This bill establishes a tax credit for small businesses to cover 70% of the cost of installing diaper changing stations and dispensers in their public restrooms.
Robert Menendez
Representative
NJ-8
This bill establishes the "Diaper Changing Station Restroom Credit" to incentivize eligible small businesses to install family-friendly restrooms. The credit covers 70% of qualified expenses, up to a limit, for installing diaper changing stations and dispensers in both men's and women's restrooms at a business location. Eligibility is based on gross receipts or employee count, and the provisions apply to tax years beginning after December 31, 2025.

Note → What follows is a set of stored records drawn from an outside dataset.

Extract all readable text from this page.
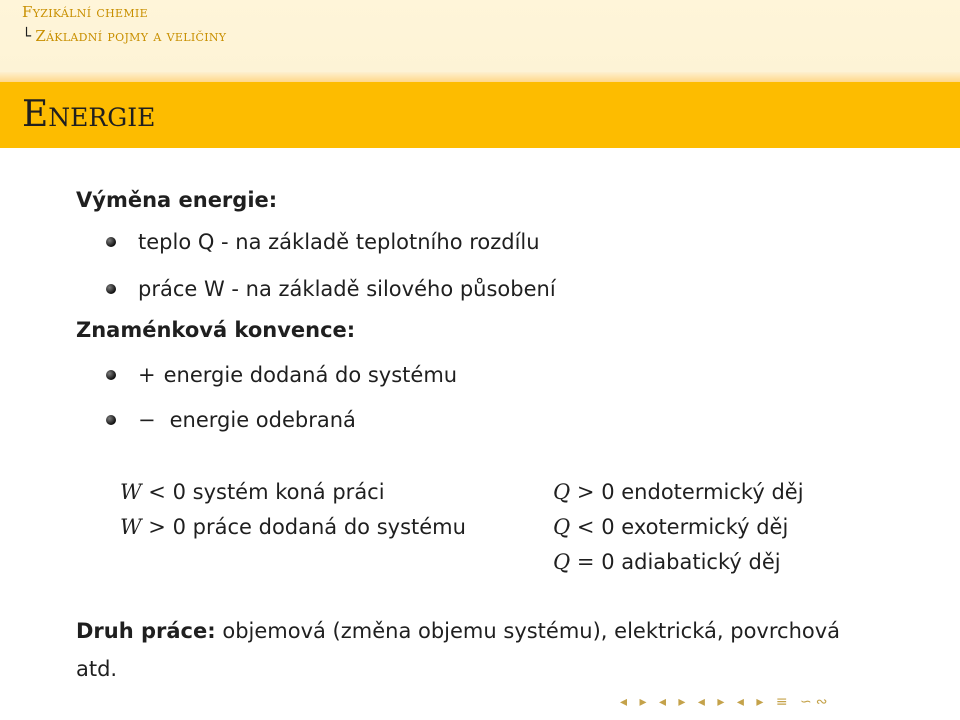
Fyzikální chemie
└ Základní pojmy a veličiny
Energie
Výměna energie:
teplo Q - na základě teplotního rozdílu
práce W - na základě silového působení
Znaménková konvence:
+ energie dodaná do systému
− energie odebraná
W < 0 systém koná práci
W > 0 práce dodaná do systému
Q > 0 endotermický děj
Q < 0 exotermický děj
Q = 0 adiabatický děj
Druh práce: objemová (změna objemu systému), elektrická, povrchová atd.
◂ ▸ ◂ ▸ ◂ ▸ ◂ ▸ ≡ ∽∾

This bill introduces a new tax break aimed squarely at making public restrooms more family-friendly. Starting in 2026, eligible small businesses can claim the new “Diaper Changing Station Restroom Credit.” Essentially, if you’re a small business owner and you install both a diaper changing station and a diaper dispenser in at least one public restroom accessible to both men and women, the IRS will give you a tax credit covering 70% of those installation costs. This is a direct incentive to upgrade facilities, making life easier for parents running errands or traveling with infants.
This credit is specifically designed for small operations. To qualify, your business either needs to have less than $5 million in gross receipts for the year or employ fewer than 100 full-time equivalent employees. If you meet that threshold and upgrade a business location—which could be a single building or even a separate section of a larger building—you can claim 70% of the qualifying expenses. Qualified expenses cover the cost of the changing station, the dispenser, and the installation itself (Sec. 1).
There’s a cap on the generosity, however. For any single location, you can claim up to $10,000 in credit, minus any amount you claimed for that same location over the previous three years. This means the credit is designed to help with the initial investment, not ongoing maintenance or repeated, small claims. For a small restaurant owner or the proprietor of a local bookstore, this 70% credit significantly reduces the financial hurdle of making their space more accessible to young families. Imagine a small cafe owner who spends $1,500 on the necessary equipment and installation; they’d get $1,050 back as a credit, making the net cost only $450.
For parents, this is a huge convenience upgrade. The bill explicitly requires that to qualify for the credit, the diaper changing station and dispenser must be available in a public restroom accessible to both men and women (Sec. 1). This is a quiet but important detail that addresses the long-standing issue of changing tables being relegated only to women’s restrooms. This provision acknowledges that fathers and non-binary parents also need access to safe, clean changing facilities when they are out with their kids. It shifts the burden of finding a suitable changing spot away from the family and onto the business, where it should be.
From a policy perspective, this is a straightforward, targeted incentive. It uses the tax code to encourage a specific behavior—improving family accommodation—by directly offsetting the cost. The bill does include a standard “no double-dipping” clause: if you claim the 70% credit for an expense, you cannot also deduct that expense as a normal business cost. This prevents businesses from getting a tax break twice on the same dollar, which is standard practice for tax credits. While the credit doesn't kick in until tax years beginning after December 31, 2025, it signals a move toward making public spaces more inclusive for modern families.